Discussion: Factor 1 seems very similar to our first principal component that we found in part #1. It might be interpreted as an overall ‘measure of achievement and how a person feels about achievement’ – if you have large achievement scores, you have high efficacy, low anxiety, and low disorg score (which is related to participation partly). Factor 2 might be interpreted as a ‘course goals’ factor – represents how much a student set goals for learning and performance, and the learning strategy of deep processing, and was contrasted with disorg, which can represent participation somewhat. Factor 3 might be interpreted as a ‘anxious about performance’ factor. This factor makes sense because students that are highly anxious about the course would also be concerned about their performance in the course, and tend to have higher disorg scores (so don’t participate in class as much, or pay attention as much because they are so anxious). Factor 4 could not be interpreted.

mas
Figure 3. Star plot of all observations with Factors 1, 2, 3, and 4.


Discussion:
Patterns: Looking at the star plot, most of the blue and green values (factor 3 and factor 4) are near the bottom of the chart (Figure 3). We can also see that there are not too many units with large values on factor 3. There are, however, a few experimental units that have very large values on factor 3 (e.g. #25). Factor 3 is an anxiety about performance factor, so it is pleasing to see that most students do not have large values for factor 3. It is also interesting to see that although more of the green appears near the bottom of the chart, not everyone that has anxiety ends up with low factor1 scores, so that should be of some consolation for students that have anxiety.

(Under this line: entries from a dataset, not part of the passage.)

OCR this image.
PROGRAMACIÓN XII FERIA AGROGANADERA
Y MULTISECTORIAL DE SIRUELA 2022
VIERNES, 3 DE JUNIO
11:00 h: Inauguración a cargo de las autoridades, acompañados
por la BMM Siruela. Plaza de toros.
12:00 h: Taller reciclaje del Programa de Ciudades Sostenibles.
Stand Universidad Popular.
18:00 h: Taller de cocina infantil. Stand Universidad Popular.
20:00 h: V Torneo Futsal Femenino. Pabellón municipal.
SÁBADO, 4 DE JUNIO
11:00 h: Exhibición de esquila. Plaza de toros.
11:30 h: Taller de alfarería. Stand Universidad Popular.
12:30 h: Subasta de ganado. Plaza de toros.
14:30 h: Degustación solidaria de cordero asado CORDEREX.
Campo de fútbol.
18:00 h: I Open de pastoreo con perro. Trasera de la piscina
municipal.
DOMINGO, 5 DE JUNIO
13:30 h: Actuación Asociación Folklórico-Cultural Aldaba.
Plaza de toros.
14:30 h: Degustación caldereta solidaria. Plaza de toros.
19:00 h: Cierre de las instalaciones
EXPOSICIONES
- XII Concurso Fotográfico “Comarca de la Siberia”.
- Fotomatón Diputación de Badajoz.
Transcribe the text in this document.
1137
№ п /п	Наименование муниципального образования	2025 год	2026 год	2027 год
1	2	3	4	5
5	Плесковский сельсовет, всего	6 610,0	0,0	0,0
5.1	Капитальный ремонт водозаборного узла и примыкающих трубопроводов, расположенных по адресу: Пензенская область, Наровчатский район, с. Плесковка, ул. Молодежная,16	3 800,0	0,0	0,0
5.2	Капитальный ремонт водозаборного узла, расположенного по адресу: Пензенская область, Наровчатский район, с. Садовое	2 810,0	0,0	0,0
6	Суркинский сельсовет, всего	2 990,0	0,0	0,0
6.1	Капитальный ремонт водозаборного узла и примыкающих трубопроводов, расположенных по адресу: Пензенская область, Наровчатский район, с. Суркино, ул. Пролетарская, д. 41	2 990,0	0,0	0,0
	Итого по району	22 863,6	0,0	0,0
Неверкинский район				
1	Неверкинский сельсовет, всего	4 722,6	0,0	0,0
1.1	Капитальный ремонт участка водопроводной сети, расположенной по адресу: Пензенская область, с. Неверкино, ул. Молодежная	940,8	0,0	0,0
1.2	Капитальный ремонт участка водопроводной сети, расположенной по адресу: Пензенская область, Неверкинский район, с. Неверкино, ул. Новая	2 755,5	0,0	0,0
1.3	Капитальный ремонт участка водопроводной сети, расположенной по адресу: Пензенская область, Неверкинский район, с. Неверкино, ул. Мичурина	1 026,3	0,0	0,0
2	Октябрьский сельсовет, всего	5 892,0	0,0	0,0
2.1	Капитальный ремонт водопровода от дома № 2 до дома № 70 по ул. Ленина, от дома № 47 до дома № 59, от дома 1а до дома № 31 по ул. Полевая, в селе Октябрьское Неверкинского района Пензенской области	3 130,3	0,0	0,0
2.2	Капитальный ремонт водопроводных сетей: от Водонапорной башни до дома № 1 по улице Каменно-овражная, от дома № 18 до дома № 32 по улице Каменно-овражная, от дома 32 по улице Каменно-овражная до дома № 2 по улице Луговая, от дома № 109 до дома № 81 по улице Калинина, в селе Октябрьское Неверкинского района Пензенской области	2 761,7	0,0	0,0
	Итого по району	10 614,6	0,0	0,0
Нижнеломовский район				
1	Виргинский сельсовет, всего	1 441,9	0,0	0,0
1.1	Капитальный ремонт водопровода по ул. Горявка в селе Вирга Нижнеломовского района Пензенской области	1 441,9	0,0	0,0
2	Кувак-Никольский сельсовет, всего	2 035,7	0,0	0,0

Clusters: There seems to be a cluster of students in the ‘middle’ of the graph that have reasonably good scores (slightly above average) on factor1 (achievement and how you feel about achievement) and reasonably good scores on factor2 (course goals), indicating that in general students did fairly well in class and felt pretty good about it, and had some goals that they had set for the course. This cluster also does appear to have about average values for factor3 (anxious about performance). You can also see this in the star plot, there are many experimental units that have both values of red and black that are both medium (e.g. see #18). Since we can’t interpret factor4, the size of the markers is difficult to interpret in the 3d graph as well. Outliers: Some of the same experimental units appear as potential outliers. For example, #203 has low scores on all factors, so they probably had limited goals, low grade, and low anxiety. This might represent a person who didn’t care about class or their grade, didn’t show up, and not surprisingly, received a low grade! It is also interesting to see that unit 73 doesn’t appear as much as an outlier as it did before, though it still has some potential.